Parry Sound 33 fire still rages in northeastern Ontario

Photo courtesy of Ontario Ministry of Natural Resources Aviation, Forest Fire and Emergency Services/Twitter

Updated July 26, 2018

Fires raging in northeastern Ontario have been cut back, but will continue to burn out of control despite the efforts of firefighters from across the country and volunteers from Mexico.

One of the largest of those fires, dubbed Parry Sound 33, has consumed roughly 5,612 hectares of land according to the Ministry and Natural Resources and Forestry.

Recently, weather has turned favourable for fighting the fires, but those conditions are not slated to last.
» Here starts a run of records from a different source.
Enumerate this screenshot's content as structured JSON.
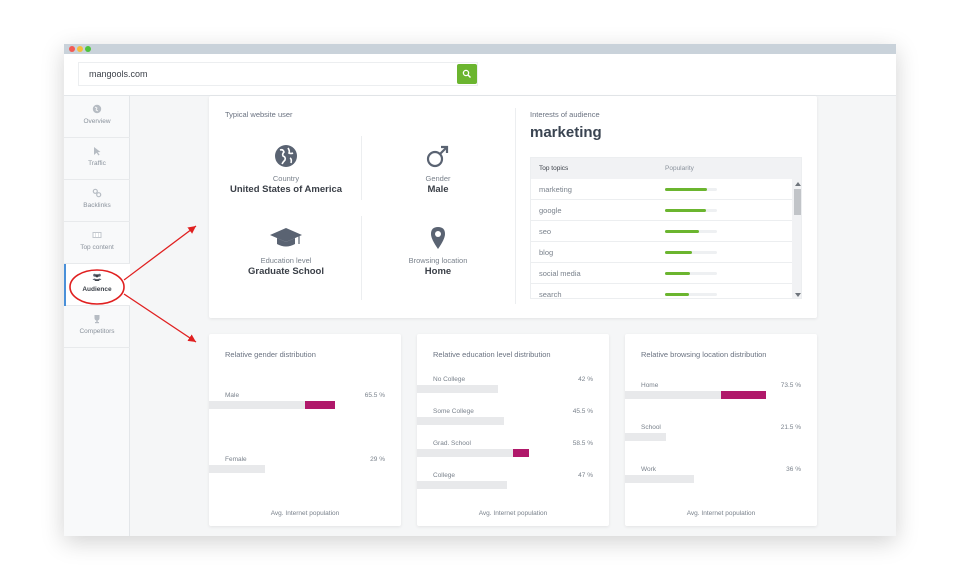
{
  "search": {
    "value": "mangools.com"
  },
  "sidebar": {
    "items": [
      {
        "label": "Overview",
        "icon": "globe-icon"
      },
      {
        "label": "Traffic",
        "icon": "cursor-icon"
      },
      {
        "label": "Backlinks",
        "icon": "link-icon"
      },
      {
        "label": "Top content",
        "icon": "content-icon"
      },
      {
        "label": "Audience",
        "icon": "users-icon",
        "active": true
      },
      {
        "label": "Competitors",
        "icon": "trophy-icon"
      }
    ]
  },
  "typical_user": {
    "title": "Typical website user",
    "country": {
      "label": "Country",
      "value": "United States of America"
    },
    "gender": {
      "label": "Gender",
      "value": "Male"
    },
    "education": {
      "label": "Education level",
      "value": "Graduate School"
    },
    "location": {
      "label": "Browsing location",
      "value": "Home"
    }
  },
  "interests": {
    "title": "Interests of audience",
    "main": "marketing",
    "col_topics": "Top topics",
    "col_popularity": "Popularity",
    "topics": [
      {
        "name": "marketing",
        "popularity": 0.81
      },
      {
        "name": "google",
        "popularity": 0.79
      },
      {
        "name": "seo",
        "popularity": 0.65
      },
      {
        "name": "blog",
        "popularity": 0.52
      },
      {
        "name": "social media",
        "popularity": 0.48
      },
      {
        "name": "search",
        "popularity": 0.46
      }
    ]
  },
  "gender_dist": {
    "title": "Relative gender distribution",
    "rows": [
      {
        "name": "Male",
        "pct": "65.5 %",
        "avg": 0.5,
        "value": 0.655
      },
      {
        "name": "Female",
        "pct": "29 %",
        "avg": 0.29,
        "value": 0.29
      }
    ],
    "footer": "Avg. Internet population"
  },
  "education_dist": {
    "title": "Relative education level distribution",
    "rows": [
      {
        "name": "No College",
        "pct": "42 %",
        "avg": 0.42,
        "value": 0.42
      },
      {
        "name": "Some College",
        "pct": "45.5 %",
        "avg": 0.455,
        "value": 0.455
      },
      {
        "name": "Grad. School",
        "pct": "58.5 %",
        "avg": 0.5,
        "value": 0.585
      },
      {
        "name": "College",
        "pct": "47 %",
        "avg": 0.47,
        "value": 0.47
      }
    ],
    "footer": "Avg. Internet population"
  },
  "location_dist": {
    "title": "Relative browsing location distribution",
    "rows": [
      {
        "name": "Home",
        "pct": "73.5 %",
        "avg": 0.5,
        "value": 0.735
      },
      {
        "name": "School",
        "pct": "21.5 %",
        "avg": 0.215,
        "value": 0.215
      },
      {
        "name": "Work",
        "pct": "36 %",
        "avg": 0.36,
        "value": 0.36
      }
    ],
    "footer": "Avg. Internet population"
  },
  "colors": {
    "accent_green": "#6bb52f",
    "bar_magenta": "#b0186a",
    "annotation_red": "#e02020"
  }
}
“We continue to make progress. Recent precipitation and cloud cover in the area has aided our efforts, but this will not have a long term effect. When the clear weather returns, fire activity will pick up,” Shayne McCool, fire information officer for the ministry, says.

As of July 23rd, there are 55 active fires in the region around French River Provincial Park, 34 are under control and 21 are still out of control.

Mandatory evacuation notices have been posted for cottagers and residents with boat access only in all areas ranging from the western and northern borders of French River Provincial Park, east to Highway 69, and as far south as the south shore of the Key River, according to the MNRF. Evacuation alerts have been set for those with road access.

There have been reports of property damage, but details are still unclear. “We have confirmed that there is some loss of structure, but are unable to provide specifics. Our focus remains on fighting the fires,” McCool says.

If you’re a cottager or resident in the area, McCool says to stay clear of water bombers. “If you see a water bomber coming towards a body of water that you are boating on, pull off to the shore,” McCool says. If boaters do not move out of the way, the bomber has to use another body of water which slows relief efforts.

With the forecast expected to return to usual summer heat, the fire is expected to pick up pace. There is no set time for cottagers and residents to return.